So I have completed my third week of grad school and it seems that the third week is when things really get rolling. It is more work than I had thought, which might be why so few people - or so I’m told - actually finish a masters degree. As I write this I am actually just taking a quick break from a two day reading bender which I have to return to as soon as I’m done writing this.
Here are some of the things I know now that I didn’t know before:
- I am an exceptionally slow reader.
- It appears my standard workload will be reading two novels a week, reading two or three critical essays (usually relating to those novels), reading and commenting on two or three stories a week for writing workshop, and writing about some or all of that. Somewhere in there I am also supposed to be doing my own fiction writing.
- It is extremely easy to forget to shower and/or forget when you showered last.
- Even if I wasn’t in full-blown hermit mode right now (owing to the facts that I recently moved and recently started school and therefore don’t really know anyone) I would likely still be spending most of my time cooped up alone on account of the reading and writing mentioned above.
- There is a much more complex and strange and insular nature to the social circles of grad students then there was compared to undergrad students.
- I am drinking massively more water than I ever have before and the cause of that is simply mysterious to me, though it is likely a good thing nonetheless.
- The weirdly stratified and esoterically mysterious structure of the academic world is becoming more clear to me as I am starting to understand the internal logic of things like “conferences” and “presenting a paper” and “doing research” (about what, I’m still curious, does an English major do research?). This is all beginning to appear to me as if out of a mist of obfuscation because I am realizing that: 1) Academia is a tower of Babel that enjoys most having what it already believes repeated back to it, 2) Many - if not most - people in this world have barely a clue what in the hell they are talking about and so have built extremely rigid fortifications and battlements to protect their own interests and selves (I plan to lay siege to these, eventually. I just have to first figure out how.)
- Most writers are not nearly as good as they think they are (except for me, of course).
- I need to be more clear about the fact I am not bitching about life even though it often sounds like I am bitching like a little girl. My life is quite charmed right now. I get to spend my time reading and writing and learning. I will probably have to find a job soon, which will compact my current life uncomfortably, so I really am taking as much pleasure as I can in my days right now, though it might be hard to tell if you only take my word for it.

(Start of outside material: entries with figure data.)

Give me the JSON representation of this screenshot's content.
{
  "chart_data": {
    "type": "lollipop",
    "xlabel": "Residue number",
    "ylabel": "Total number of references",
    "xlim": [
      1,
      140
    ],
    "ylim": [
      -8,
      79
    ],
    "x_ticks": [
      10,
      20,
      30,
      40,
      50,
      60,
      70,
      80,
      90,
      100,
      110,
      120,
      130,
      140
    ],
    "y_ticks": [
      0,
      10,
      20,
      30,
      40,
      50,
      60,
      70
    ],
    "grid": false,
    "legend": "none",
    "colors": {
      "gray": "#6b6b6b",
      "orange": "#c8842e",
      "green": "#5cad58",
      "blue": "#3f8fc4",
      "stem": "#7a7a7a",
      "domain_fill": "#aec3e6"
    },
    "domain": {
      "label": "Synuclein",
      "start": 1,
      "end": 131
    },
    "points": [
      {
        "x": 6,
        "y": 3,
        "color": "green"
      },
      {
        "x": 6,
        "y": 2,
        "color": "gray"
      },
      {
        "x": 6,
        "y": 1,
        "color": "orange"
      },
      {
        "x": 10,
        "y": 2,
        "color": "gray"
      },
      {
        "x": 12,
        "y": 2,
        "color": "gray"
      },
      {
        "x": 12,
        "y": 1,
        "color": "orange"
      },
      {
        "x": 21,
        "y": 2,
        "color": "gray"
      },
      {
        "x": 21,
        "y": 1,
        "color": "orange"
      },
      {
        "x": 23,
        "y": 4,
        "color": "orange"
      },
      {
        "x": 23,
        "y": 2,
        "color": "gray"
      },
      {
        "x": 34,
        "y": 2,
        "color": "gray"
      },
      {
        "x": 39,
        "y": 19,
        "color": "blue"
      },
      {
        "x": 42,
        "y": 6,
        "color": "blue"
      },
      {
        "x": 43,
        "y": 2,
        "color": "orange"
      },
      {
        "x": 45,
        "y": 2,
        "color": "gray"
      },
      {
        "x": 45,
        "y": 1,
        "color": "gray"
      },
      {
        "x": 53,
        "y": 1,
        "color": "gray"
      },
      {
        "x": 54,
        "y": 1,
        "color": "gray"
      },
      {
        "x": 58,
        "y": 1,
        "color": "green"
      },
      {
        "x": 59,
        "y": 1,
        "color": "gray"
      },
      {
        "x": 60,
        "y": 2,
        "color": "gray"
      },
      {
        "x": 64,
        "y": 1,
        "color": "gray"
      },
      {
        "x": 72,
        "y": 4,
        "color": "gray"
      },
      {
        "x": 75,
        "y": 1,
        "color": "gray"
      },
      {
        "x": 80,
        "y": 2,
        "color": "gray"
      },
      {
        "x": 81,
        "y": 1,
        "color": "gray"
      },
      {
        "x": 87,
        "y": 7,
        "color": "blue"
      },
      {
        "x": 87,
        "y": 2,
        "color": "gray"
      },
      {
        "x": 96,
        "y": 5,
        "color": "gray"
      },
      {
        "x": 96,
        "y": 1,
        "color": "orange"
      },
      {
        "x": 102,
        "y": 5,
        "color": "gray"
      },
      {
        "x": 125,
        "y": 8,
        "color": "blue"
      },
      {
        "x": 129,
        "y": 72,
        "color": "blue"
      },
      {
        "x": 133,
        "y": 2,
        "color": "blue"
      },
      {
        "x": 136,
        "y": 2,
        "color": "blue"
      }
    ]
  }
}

- The Rite Aid around the corner has the most illogical pricing I have ever seen in my life, probably owing to the fact that it is right next to a college and somebody at Corporate is counting cards and intentionally inflating or deflating prices on munchies and pregnancy tests.
- The rise of technology in/of the classroom has created a situation where a paper I have to finish for my 4pm Monday class is actually required to be posted to the class website by noon on Sunday, thereby robbing me of an entire day to work on it. I feel like the Grumpy Old Man sketch on Saturday Night Live a million years ago: “Back in MY DAY a paper wasn’t due until it was actually due!”
- I have learned (somewhat) to calm my nerves by reminding myself that I am only three weeks into a program that will likely last two years and that I don’t have to know everything yet and that I am doing okay.
Oh! I also learned that the Millennial generation has a much harder time getting my jokes. I blame this entirely on them.